I. ONTSTAAN EN LOOP VAN HET GEDING
Namens appellante heeft mr. S. Broens, advocaat te Utrecht, op bij aanvullend beroepschrift aangegeven gronden hoger beroep ingesteld tegen een door de rechtbank Arnhem, onder nr. AWB 03/2294, op 6 mei 2004 tussen partijen gewezen uitspraak, waarnaar hierbij wordt verwezen.
Gedaagde heeft een verweerschrift ingediend.
Op 10 november 2005 is namens appellante een nader stuk in het geding gebracht.
Het geding is behandeld ter zitting van 23 november 2005, waar appellante in persoon is verschenen, bijgestaan door
mr. Broens, voornoemd, en waar gedaagde zich heeft doen vertegenwoordigen door G.M.M. Diebels, werkzaam bij het Uitvoeringsinstituut werknemersverzekeringen.
1. De Raad stelt voorop dat het in dit geding aan de orde zijnde geschil wordt beoordeeld aan de hand van de Werkloosheidswet (WW) en de daarop berustende bepalingen, zoals die luidden ten tijde als hier van belang.
2. De Raad gaat uit van de volgende feiten en omstandigheden.
2.1. Aan appellante, die eerder over de periode van 10 februari 2000 tot en met 9 september 2001 een WW-uitkering ontving, is per 3 juni 2002 een herleefde uitkering krachtens deze wet toegekend.
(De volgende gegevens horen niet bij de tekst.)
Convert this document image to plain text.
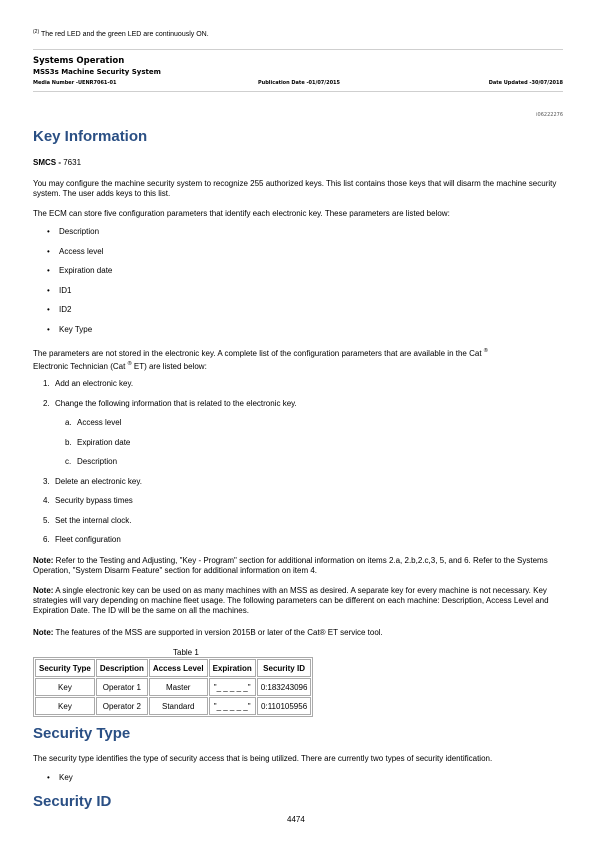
$^{(2)}$ The red LED and the green LED are continuously ON.
Systems Operation
MSS3s Machine Security System
Media Number -UENR7061-01	Publication Date -01/07/2015	Date Updated -30/07/2018
i06222276
Key Information

SMCS - 7631

You may configure the machine security system to recognize 255 authorized keys. This list contains those keys that will disarm the machine security system. The user adds keys to this list.

The ECM can store five configuration parameters that identify each electronic key. These parameters are listed below:

• Description
• Access level
• Expiration date
• ID1
• ID2
• Key Type

The parameters are not stored in the electronic key. A complete list of the configuration parameters that are available in the Cat ®
Electronic Technician (Cat ® ET) are listed below:

1. Add an electronic key.
2. Change the following information that is related to the electronic key.
a. Access level
b. Expiration date
c. Description
3. Delete an electronic key.
4. Security bypass times
5. Set the internal clock.
6. Fleet configuration

Note: Refer to the Testing and Adjusting, "Key - Program" section for additional information on items 2.a, 2.b,2.c,3, 5, and 6. Refer to the Systems Operation, "System Disarm Feature" section for additional information on item 4.

Note: A single electronic key can be used on as many machines with an MSS as desired. A separate key for every machine is not necessary. Key strategies will vary depending on machine fleet usage. The following parameters can be different on each machine: Description, Access Level and Expiration Date. The ID will be the same on all the machines.

Note: The features of the MSS are supported in version 2015B or later of the Cat® ET service tool.

Table 1
Security Type	Description	Access Level	Expiration	Security ID
Key	Operator 1	Master	"_ _ _ _ _"	0:183243096
Key	Operator 2	Standard	"_ _ _ _ _"	0:110105956
Security Type

The security type identifies the type of security access that is being utilized. There are currently two types of security identification.

• Key
Security ID
4474
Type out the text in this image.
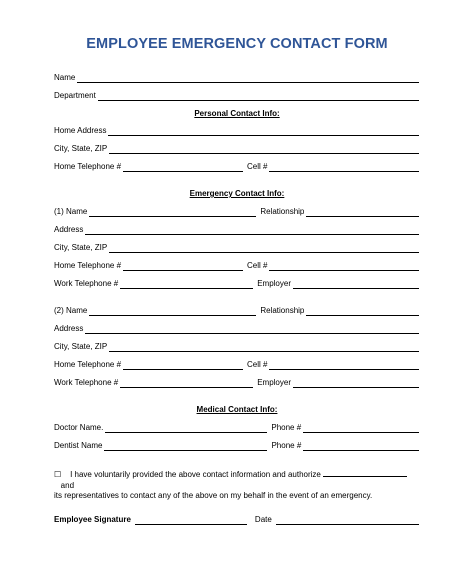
EMPLOYEE EMERGENCY CONTACT FORM
Name
Department
Personal Contact Info:
Home Address
City, State, ZIP
Home Telephone #	Cell #
Emergency Contact Info:
(1) Name	Relationship
Address
City, State, ZIP
Home Telephone #	Cell #
Work Telephone #	Employer
(2) Name	Relationship
Address
City, State, ZIP
Home Telephone #	Cell #
Work Telephone #	Employer
Medical Contact Info:
Doctor Name.	Phone #
Dentist Name	Phone #
☐ I have voluntarily provided the above contact information and authorize     and
its representatives to contact any of the above on my behalf in the event of an emergency.
Employee Signature	Date
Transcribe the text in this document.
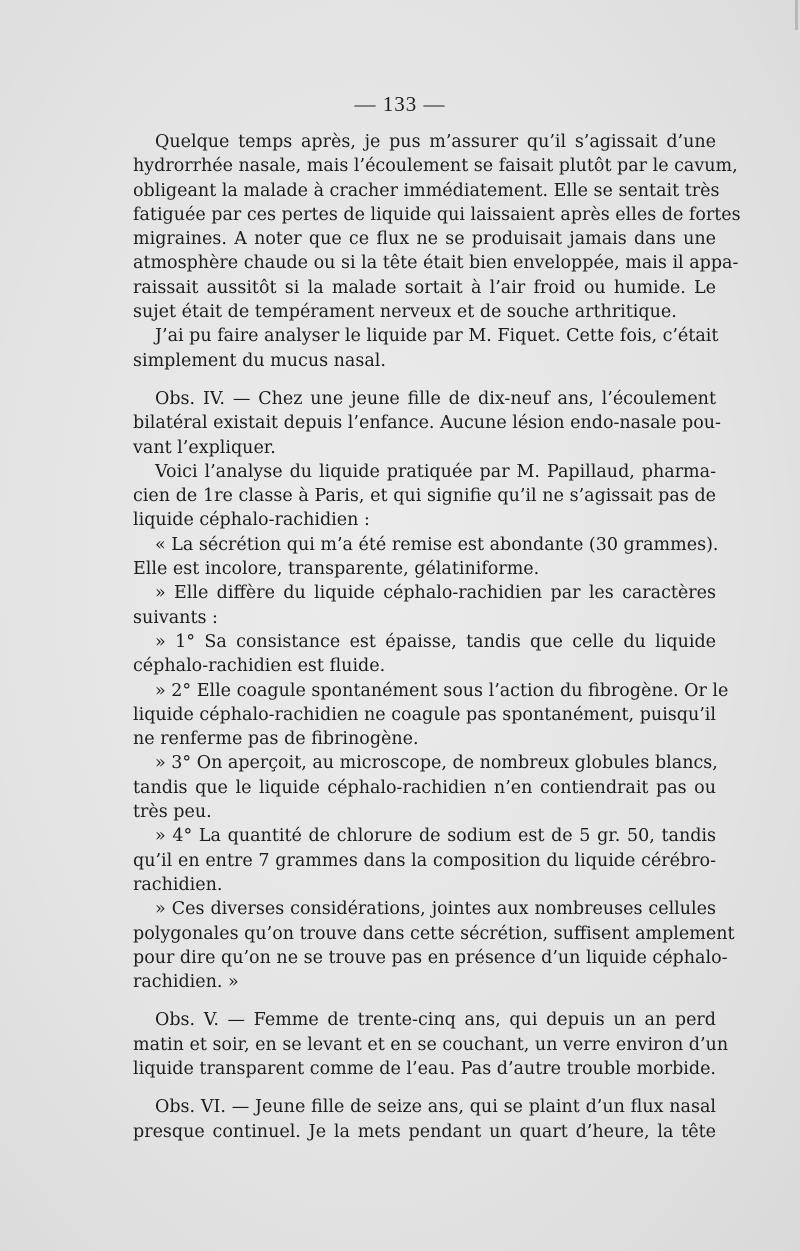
— 133 —
Quelque temps après, je pus m’assurer qu’il s’agissait d’une
hydrorrhée nasale, mais l’écoulement se faisait plutôt par le cavum,
obligeant la malade à cracher immédiatement. Elle se sentait très
fatiguée par ces pertes de liquide qui laissaient après elles de fortes
migraines. A noter que ce flux ne se produisait jamais dans une
atmosphère chaude ou si la tête était bien enveloppée, mais il appa-
raissait aussitôt si la malade sortait à l’air froid ou humide. Le
sujet était de tempérament nerveux et de souche arthritique.
J’ai pu faire analyser le liquide par M. Fiquet. Cette fois, c’était
simplement du mucus nasal.
Obs. IV. — Chez une jeune fille de dix-neuf ans, l’écoulement
bilatéral existait depuis l’enfance. Aucune lésion endo-nasale pou-
vant l’expliquer.
Voici l’analyse du liquide pratiquée par M. Papillaud, pharma-
cien de 1re classe à Paris, et qui signifie qu’il ne s’agissait pas de
liquide céphalo-rachidien :
« La sécrétion qui m’a été remise est abondante (30 grammes).
Elle est incolore, transparente, gélatiniforme.
» Elle diffère du liquide céphalo-rachidien par les caractères
suivants :
» 1° Sa consistance est épaisse, tandis que celle du liquide
céphalo-rachidien est fluide.
» 2° Elle coagule spontanément sous l’action du fibrogène. Or le
liquide céphalo-rachidien ne coagule pas spontanément, puisqu’il
ne renferme pas de fibrinogène.
» 3° On aperçoit, au microscope, de nombreux globules blancs,
tandis que le liquide céphalo-rachidien n’en contiendrait pas ou
très peu.
» 4° La quantité de chlorure de sodium est de 5 gr. 50, tandis
qu’il en entre 7 grammes dans la composition du liquide cérébro-
rachidien.
» Ces diverses considérations, jointes aux nombreuses cellules
polygonales qu’on trouve dans cette sécrétion, suffisent amplement
pour dire qu’on ne se trouve pas en présence d’un liquide céphalo-
rachidien. »
Obs. V. — Femme de trente-cinq ans, qui depuis un an perd
matin et soir, en se levant et en se couchant, un verre environ d’un
liquide transparent comme de l’eau. Pas d’autre trouble morbide.
Obs. VI. — Jeune fille de seize ans, qui se plaint d’un flux nasal
presque continuel. Je la mets pendant un quart d’heure, la tête
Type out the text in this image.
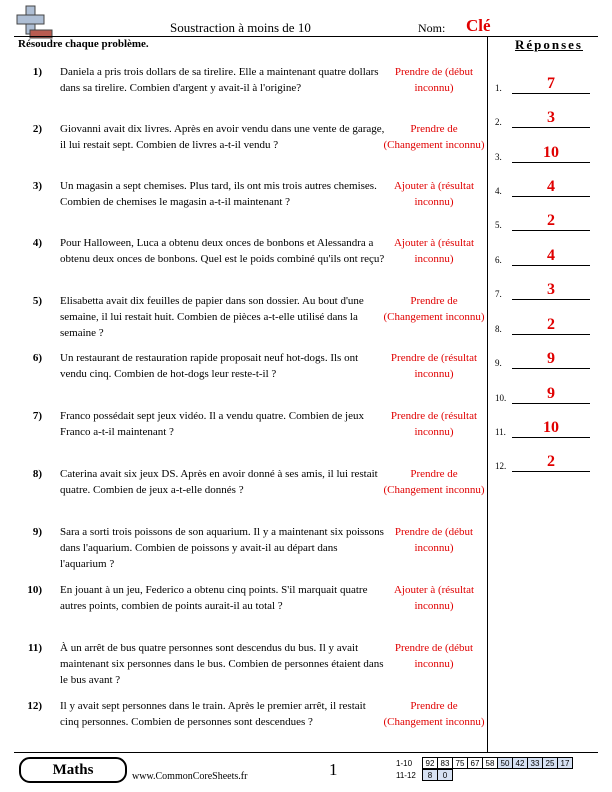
Soustraction à moins de 10	Nom: Clé
Résoudre chaque problème.	Réponses
1) Daniela a pris trois dollars de sa tirelire. Elle a maintenant quatre dollars dans sa tirelire. Combien d'argent y avait-il à l'origine?
Prendre de (début inconnu)
2) Giovanni avait dix livres. Après en avoir vendu dans une vente de garage, il lui restait sept. Combien de livres a-t-il vendu ?
Prendre de (Changement inconnu)
3) Un magasin a sept chemises. Plus tard, ils ont mis trois autres chemises. Combien de chemises le magasin a-t-il maintenant ?
Ajouter à (résultat inconnu)
4) Pour Halloween, Luca a obtenu deux onces de bonbons et Alessandra a obtenu deux onces de bonbons. Quel est le poids combiné qu'ils ont reçu?
Ajouter à (résultat inconnu)
5) Elisabetta avait dix feuilles de papier dans son dossier. Au bout d'une semaine, il lui restait huit. Combien de pièces a-t-elle utilisé dans la semaine ?
Prendre de (Changement inconnu)
6) Un restaurant de restauration rapide proposait neuf hot-dogs. Ils ont vendu cinq. Combien de hot-dogs leur reste-t-il ?
Prendre de (résultat inconnu)
7) Franco possédait sept jeux vidéo. Il a vendu quatre. Combien de jeux Franco a-t-il maintenant ?
Prendre de (résultat inconnu)
8) Caterina avait six jeux DS. Après en avoir donné à ses amis, il lui restait quatre. Combien de jeux a-t-elle donnés ?
Prendre de (Changement inconnu)
9) Sara a sorti trois poissons de son aquarium. Il y a maintenant six poissons dans l'aquarium. Combien de poissons y avait-il au départ dans l'aquarium ?
Prendre de (début inconnu)
10) En jouant à un jeu, Federico a obtenu cinq points. S'il marquait quatre autres points, combien de points aurait-il au total ?
Ajouter à (résultat inconnu)
11) À un arrêt de bus quatre personnes sont descendus du bus. Il y avait maintenant six personnes dans le bus. Combien de personnes étaient dans le bus avant ?
Prendre de (début inconnu)
12) Il y avait sept personnes dans le train. Après le premier arrêt, il restait cinq personnes. Combien de personnes sont descendues ?
Prendre de (Changement inconnu)
1.	7
2.	3
3.	10
4.	4
5.	2
6.	4
7.	3
8.	2
9.	9
10.	9
11.	10
12.	2
Maths	www.CommonCoreSheets.fr	1	1-10	92	83	75	67	58	50	42	33	25	17
11-12	8	0
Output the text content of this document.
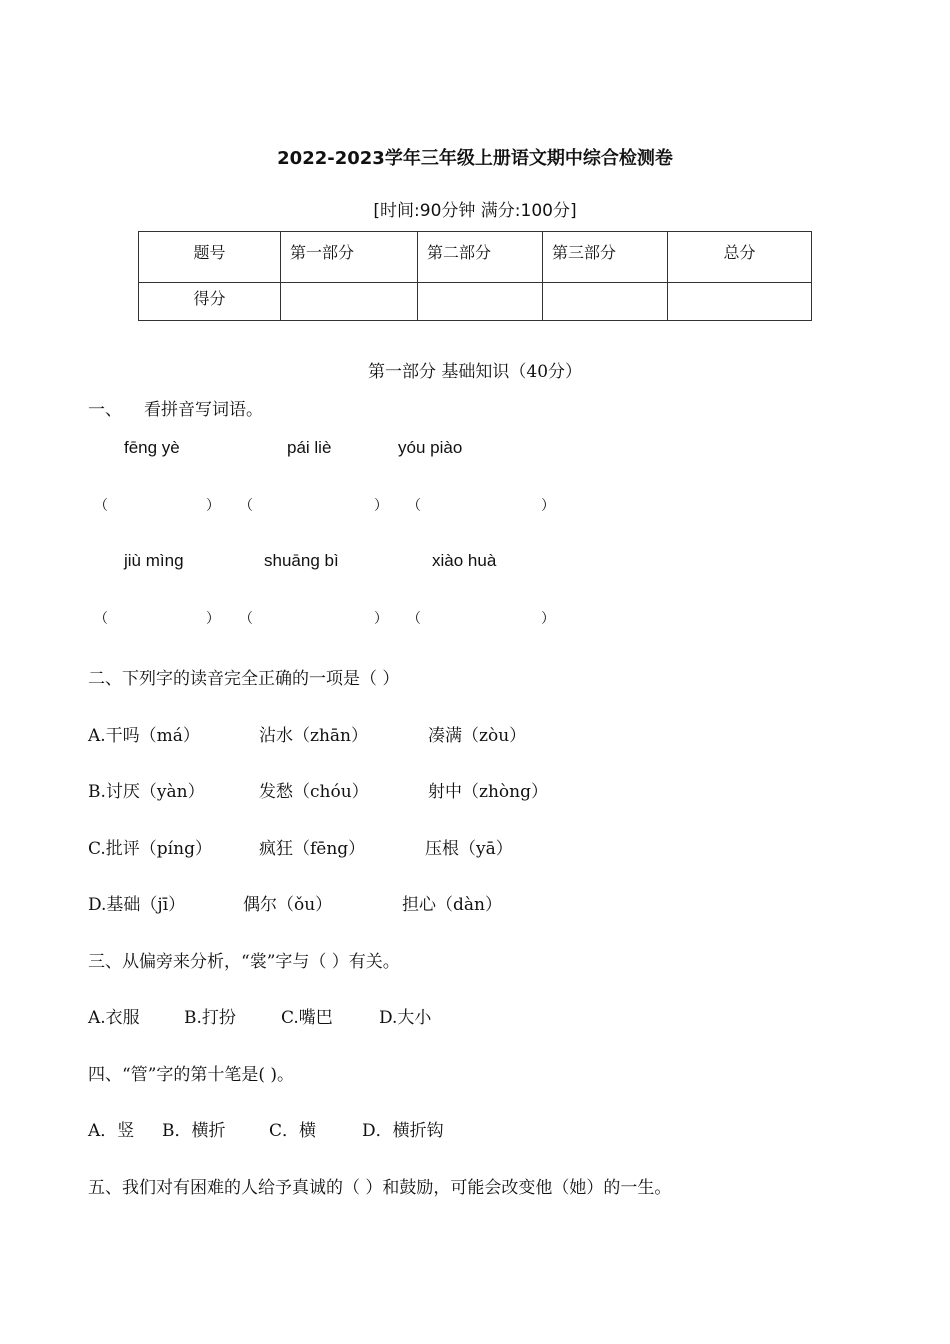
2022-2023学年三年级上册语文期中综合检测卷
[时间:90分钟 满分:100分]
题号	第一部分	第二部分	第三部分	总分

得分				

第一部分 基础知识（40分）
一、 看拼音写词语。
fēng yè	pái liè	yóu piào
（	） （	） （	）
jiù mìng	shuāng bì	xiào huà
（	） （	） （	）
二、下列字的读音完全正确的一项是（ ）
A.干吗（má）	沾水（zhān）	凑满（zòu）
B.讨厌（yàn）	发愁（chóu）	射中（zhòng）
C.批评（píng）	疯狂（fēng）	压根（yā）
D.基础（jī）	偶尔（ǒu）	担心（dàn）
三、从偏旁来分析，“裳”字与（ ）有关。
A.衣服	B.打扮	C.嘴巴	D.大小
四、“管”字的第十笔是( )。
A．竖 B．横折	C．横	D．横折钩
五、我们对有困难的人给予真诚的（ ）和鼓励，可能会改变他（她）的一生。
Bij brief van 20 maart 2000 is appellante door gedaagde gewezen op de ingevolge de WW geldende sollicitatieplicht; daarbij is aangegeven dat het conform het beleid van gedaagde moet gaan om tenminste één concrete sollicitatie- activiteit per week, waarbij geldt dat deze activiteit verifieerbaar moet zijn in die zin dat de betrokkene moet kunnen aantonen wanneer op welke functie gesolliciteerd is. Op 9 mei 2000 is zij door een medewerker van gedaagde opnieuw op deze verplichting gewezen.
2.2. Wegens het verrichten van onvoldoende sollicitatie-activiteiten in de periode van 30 december 2002 tot en met 26 januari 2003 is appellante bij besluit van 5 februari 2003 een maatregel opgelegd inhoudende een korting op de uitkering van 20% gedurende 16 weken, over de periode van 27 januari tot en met 16 mei 2003. Tegen dit besluit heeft appellante geen rechtsmiddelen aangewend.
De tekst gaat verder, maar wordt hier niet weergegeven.